Now if those oak trees all were acorns,
And if caterpillars turn to butterflies,
Can you give me one good reason,
Why a rose should not become a weed by and by.

'Cause don’t the sunshine lay the warmest,
On the shoulders of the wild?
And don’t the breeze touch the sweetest,
On the face of its own child?

And tell me something, little wildflower,
Have you made some room for me?
'Cause I will leave these walls forever,
And lay me down among the weeds.
A little wildflower I will be.

When not preparing for Nora's 10th birthday, we've been getting in the fall/winter groove. Jason has started the yearly fall cut back, we've started sorting dried beans and shelling corn will commence soon, we are harvesting the last of the fall raspberries and still picking up persimmons to pop in our mouths when we walk down the path to the yard, and we have been trying to use as much veggie amaranth as we can consume before it freezes (the girls enjoyed making a large batch of green noodles the other day and I mostly survived the project without pulling my hair out)!

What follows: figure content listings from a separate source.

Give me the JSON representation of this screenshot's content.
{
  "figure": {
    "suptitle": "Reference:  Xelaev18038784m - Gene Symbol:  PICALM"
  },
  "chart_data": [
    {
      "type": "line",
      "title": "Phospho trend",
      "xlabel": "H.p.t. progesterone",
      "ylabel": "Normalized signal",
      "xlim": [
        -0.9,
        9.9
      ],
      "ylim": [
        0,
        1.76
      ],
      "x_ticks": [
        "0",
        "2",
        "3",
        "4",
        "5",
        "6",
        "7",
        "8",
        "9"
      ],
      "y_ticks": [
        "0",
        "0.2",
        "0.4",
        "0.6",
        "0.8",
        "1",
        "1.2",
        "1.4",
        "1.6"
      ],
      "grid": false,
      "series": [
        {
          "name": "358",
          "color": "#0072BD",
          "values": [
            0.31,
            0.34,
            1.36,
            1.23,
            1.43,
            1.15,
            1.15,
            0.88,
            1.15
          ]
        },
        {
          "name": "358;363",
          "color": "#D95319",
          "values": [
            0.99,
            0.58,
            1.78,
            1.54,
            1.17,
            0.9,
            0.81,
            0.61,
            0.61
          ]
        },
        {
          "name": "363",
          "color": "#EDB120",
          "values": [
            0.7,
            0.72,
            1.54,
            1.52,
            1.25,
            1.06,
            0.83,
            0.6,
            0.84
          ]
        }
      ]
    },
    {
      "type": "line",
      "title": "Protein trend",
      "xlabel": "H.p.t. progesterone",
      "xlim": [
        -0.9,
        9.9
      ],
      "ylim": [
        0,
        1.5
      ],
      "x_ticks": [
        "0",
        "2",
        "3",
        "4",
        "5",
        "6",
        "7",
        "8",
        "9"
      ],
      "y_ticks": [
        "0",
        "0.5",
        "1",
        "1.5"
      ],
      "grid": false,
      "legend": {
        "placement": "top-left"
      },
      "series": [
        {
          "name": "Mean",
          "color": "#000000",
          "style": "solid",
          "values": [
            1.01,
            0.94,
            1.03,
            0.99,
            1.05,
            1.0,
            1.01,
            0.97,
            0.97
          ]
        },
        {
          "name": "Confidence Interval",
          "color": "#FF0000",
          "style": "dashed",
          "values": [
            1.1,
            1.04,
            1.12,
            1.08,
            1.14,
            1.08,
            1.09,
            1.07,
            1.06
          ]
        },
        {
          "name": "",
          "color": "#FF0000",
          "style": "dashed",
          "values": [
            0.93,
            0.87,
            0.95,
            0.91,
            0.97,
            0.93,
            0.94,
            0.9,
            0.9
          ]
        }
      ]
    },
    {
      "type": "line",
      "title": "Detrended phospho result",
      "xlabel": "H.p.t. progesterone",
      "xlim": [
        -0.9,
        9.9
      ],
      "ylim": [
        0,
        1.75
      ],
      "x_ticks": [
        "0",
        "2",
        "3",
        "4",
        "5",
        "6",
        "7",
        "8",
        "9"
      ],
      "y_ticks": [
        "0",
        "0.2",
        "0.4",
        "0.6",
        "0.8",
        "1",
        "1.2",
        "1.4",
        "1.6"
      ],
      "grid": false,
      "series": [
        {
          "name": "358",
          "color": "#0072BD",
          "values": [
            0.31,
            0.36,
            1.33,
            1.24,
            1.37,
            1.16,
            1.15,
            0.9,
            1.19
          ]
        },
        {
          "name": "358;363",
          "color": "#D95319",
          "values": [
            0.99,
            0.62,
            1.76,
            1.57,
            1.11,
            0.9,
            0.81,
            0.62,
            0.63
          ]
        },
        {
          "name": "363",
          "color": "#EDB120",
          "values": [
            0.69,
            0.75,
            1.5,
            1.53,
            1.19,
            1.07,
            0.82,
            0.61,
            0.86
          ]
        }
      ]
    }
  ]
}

And, finally, the girls are savoring the last weeks of fall soccer. It's been a fun and good season for both of them. 
Jason is tending 100 plus chicks, with the hopes of having at least half of those turn out to be females (for an order of 50 hens that he hopes to fill of his Shenandoah breed - yay, for someone catching the vision for that breed!). He was able to hatch chicks over four weeks and has mostly integrated those hatchings successfully. We had one sad attempt at having a mama live at peace with her brood and another and were able to remove her quickly after she had pecked just one chick to death. Hate that! Another night they got too cold and piled up on each other under the one heat lamp we had (have since borrowed a second) and we lost 8 that night. Hate that too! So last night as the wind was blowing, Jason went out and lowered the heat lamp and also put up some plastic and other wind barriers. They all made it through the night and I think he has a set up now that will keep them all comfortable as they grow!

Ok, things are breaking down in the front room (probably time for a diaper change, a nursing break, and getting this family on to another activity). I'd say that next activity is to move to the outdoors for some sunshine! In closing, don't want to forget to mention that we continue to enjoy special times with our niece Ivy (and of course her parents too!). We enjoy the routine meals together, but also are happy for times that forge new special memories. This past week we trekked up the hill behind their home together to sit and look at the colorful mountain in front of us, visit Blake's tree, and watch the girls tear around after each other or the little ones toddle around on the blankets and flop in the grass. While we are aware of our biased opinions, who can deny that this is a pretty adorable quad of gals?!